—Ah! c’est vrai. Tu ne sais pas. Eh bien, pour passer la frontière, Chardon s’est entendu avec d’anciens camarades des ateliers du chemin de fer d’Orléans, où il a été ouvrier chaudronnier. Avec la complicité du mécanicien et du chauffeur du train de Genève, les braves gens l’ont enfermé—oui, enfermé—dans le charbon du tender. Ils avaient aménagé, dans le tas de houille, une cachette, une vraie cellule, où le fugitif s’est enterré jusqu’à Bellegarde. A Bellegarde, arrêt du train, visite des passeports. Mon Chardon est bien tranquille. Le train remis en marche, les amis l’ont délivré... Il était si joyeux de mettre le pied sur le pavé de Genève, qu’il n’a même pas pris la peine de se foutre un coup de brosse. On aurait dit un mineur sortant de son puits.

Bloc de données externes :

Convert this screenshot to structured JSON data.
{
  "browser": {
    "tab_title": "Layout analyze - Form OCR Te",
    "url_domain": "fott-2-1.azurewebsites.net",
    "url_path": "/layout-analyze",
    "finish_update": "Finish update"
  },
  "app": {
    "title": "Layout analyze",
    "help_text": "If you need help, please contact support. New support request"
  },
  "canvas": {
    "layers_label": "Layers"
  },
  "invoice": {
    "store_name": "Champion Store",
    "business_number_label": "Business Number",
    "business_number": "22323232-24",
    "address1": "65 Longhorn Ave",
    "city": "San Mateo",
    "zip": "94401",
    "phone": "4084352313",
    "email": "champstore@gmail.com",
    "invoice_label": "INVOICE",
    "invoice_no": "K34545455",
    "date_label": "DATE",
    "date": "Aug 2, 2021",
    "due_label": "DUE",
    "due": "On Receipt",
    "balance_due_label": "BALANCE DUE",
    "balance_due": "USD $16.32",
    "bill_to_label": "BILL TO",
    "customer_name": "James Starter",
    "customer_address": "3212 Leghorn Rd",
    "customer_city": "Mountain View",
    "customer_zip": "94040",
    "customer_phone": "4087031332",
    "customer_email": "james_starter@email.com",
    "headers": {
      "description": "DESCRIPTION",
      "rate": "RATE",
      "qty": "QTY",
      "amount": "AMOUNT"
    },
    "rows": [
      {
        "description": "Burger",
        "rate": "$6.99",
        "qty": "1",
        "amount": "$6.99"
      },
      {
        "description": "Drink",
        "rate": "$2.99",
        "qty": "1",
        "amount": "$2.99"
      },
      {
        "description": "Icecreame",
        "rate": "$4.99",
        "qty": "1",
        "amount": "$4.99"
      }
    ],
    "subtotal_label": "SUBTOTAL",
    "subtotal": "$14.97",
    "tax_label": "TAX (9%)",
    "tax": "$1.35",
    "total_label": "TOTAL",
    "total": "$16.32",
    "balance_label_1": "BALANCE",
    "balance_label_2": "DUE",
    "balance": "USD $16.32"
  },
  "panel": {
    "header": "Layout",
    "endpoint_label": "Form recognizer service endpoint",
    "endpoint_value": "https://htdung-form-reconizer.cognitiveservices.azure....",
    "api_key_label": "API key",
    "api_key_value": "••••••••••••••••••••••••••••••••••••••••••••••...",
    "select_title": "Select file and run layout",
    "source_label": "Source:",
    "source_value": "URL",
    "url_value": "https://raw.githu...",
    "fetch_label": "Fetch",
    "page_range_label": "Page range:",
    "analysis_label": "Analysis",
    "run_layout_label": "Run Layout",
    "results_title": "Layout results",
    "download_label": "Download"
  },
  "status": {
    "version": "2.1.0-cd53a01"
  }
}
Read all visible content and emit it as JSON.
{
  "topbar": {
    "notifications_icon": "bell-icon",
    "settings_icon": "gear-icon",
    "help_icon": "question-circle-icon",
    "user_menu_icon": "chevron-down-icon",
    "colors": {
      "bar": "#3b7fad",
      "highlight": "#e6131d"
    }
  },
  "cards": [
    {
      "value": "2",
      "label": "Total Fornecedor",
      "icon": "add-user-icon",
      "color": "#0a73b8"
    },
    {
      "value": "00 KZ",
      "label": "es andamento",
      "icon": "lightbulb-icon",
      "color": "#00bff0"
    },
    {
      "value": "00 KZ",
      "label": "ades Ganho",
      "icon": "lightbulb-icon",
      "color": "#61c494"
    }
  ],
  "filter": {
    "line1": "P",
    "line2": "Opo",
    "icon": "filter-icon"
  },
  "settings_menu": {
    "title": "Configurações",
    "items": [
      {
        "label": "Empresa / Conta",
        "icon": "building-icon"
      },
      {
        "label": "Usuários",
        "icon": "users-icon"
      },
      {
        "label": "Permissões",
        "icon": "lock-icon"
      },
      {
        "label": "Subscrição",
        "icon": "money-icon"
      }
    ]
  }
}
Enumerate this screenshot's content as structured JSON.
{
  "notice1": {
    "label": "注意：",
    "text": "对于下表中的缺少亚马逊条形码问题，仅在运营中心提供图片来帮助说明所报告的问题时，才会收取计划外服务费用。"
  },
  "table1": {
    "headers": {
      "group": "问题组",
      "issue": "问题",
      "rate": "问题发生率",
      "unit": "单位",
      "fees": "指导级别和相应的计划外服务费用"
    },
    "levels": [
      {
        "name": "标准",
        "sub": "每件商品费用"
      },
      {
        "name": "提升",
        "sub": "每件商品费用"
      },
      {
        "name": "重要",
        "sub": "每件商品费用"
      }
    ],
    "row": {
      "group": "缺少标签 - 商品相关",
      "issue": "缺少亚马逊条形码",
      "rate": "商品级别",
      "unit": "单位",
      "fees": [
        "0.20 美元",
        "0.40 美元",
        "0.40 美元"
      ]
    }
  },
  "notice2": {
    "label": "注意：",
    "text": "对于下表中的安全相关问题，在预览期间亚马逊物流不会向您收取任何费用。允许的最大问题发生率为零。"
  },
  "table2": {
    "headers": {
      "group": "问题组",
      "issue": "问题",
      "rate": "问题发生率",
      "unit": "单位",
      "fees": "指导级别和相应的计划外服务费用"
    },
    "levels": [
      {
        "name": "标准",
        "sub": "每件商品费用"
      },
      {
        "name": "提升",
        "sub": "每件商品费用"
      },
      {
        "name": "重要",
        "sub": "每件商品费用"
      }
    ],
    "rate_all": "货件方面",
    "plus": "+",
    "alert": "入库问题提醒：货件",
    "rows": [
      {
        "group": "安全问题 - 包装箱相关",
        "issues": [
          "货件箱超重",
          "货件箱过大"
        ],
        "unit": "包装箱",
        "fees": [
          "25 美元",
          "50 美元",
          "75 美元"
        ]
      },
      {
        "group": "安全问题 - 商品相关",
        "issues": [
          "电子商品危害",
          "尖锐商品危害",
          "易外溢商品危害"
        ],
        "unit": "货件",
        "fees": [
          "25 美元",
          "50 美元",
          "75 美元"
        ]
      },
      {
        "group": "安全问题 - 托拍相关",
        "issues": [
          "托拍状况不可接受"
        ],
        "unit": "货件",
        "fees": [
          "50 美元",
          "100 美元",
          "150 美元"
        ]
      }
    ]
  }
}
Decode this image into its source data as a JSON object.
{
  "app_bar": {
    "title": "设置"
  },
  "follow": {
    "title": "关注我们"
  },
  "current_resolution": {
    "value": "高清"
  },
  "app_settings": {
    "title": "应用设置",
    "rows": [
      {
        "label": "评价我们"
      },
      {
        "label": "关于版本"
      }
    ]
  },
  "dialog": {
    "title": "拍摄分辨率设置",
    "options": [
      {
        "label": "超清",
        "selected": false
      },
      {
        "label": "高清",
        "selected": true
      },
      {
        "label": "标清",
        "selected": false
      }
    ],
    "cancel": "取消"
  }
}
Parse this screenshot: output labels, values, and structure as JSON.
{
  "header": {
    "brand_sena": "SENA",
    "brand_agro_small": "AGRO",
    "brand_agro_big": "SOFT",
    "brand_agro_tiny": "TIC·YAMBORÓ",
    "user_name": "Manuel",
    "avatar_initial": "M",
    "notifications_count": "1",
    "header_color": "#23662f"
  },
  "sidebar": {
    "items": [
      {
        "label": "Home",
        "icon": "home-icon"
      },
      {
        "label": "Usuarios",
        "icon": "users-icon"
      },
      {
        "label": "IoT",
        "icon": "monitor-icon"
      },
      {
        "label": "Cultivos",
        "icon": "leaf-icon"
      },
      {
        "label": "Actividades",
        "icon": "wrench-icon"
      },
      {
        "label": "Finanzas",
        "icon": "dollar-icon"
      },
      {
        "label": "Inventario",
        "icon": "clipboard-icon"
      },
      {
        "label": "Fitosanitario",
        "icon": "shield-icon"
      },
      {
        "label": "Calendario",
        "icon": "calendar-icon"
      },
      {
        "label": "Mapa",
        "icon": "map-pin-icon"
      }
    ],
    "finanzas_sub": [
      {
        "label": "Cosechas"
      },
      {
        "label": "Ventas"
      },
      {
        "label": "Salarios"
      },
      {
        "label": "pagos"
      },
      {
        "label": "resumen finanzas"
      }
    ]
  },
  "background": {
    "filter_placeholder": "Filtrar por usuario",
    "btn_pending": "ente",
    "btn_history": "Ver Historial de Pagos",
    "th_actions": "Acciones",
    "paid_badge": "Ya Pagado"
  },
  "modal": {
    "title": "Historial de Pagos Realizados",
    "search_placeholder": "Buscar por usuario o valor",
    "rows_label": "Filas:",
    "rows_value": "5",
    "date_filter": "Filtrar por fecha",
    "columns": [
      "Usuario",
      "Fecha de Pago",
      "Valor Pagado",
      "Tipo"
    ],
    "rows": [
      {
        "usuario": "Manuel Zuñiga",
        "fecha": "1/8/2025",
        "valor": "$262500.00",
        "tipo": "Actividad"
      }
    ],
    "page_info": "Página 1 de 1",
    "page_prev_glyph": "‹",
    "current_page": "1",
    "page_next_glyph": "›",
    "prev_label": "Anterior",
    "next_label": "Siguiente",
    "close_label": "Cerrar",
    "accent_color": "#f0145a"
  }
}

—Mince! m’exclamai-je en riant.

—Nous allons le voir?

—Tout de suite.

—A deux pas. C’est là. Rue du Cendrier.

Nous nous sommes arrêtés en face d’un atelier de chaudronnerie. Derrière les vitres, cinq ou six hommes debout devant les établis. L’un d’eux tourne le dos à la rue, en bourgeron et culotte bleus.

Brunereau frappe à la vitre.

L’homme au bourgeron se retourne.

Chardon. C’est lui. Le membre de la Commune, élu par le treizième arrondissement, le colonel doré, botté et éperonné, aujourd’hui retourné à ses cuivres, à ses robinets, à ses marmites, dont l’atelier est plein, reluisants ou vert-de-grisés.

Dès qu’il m’a vu, Chardon s’est précipité.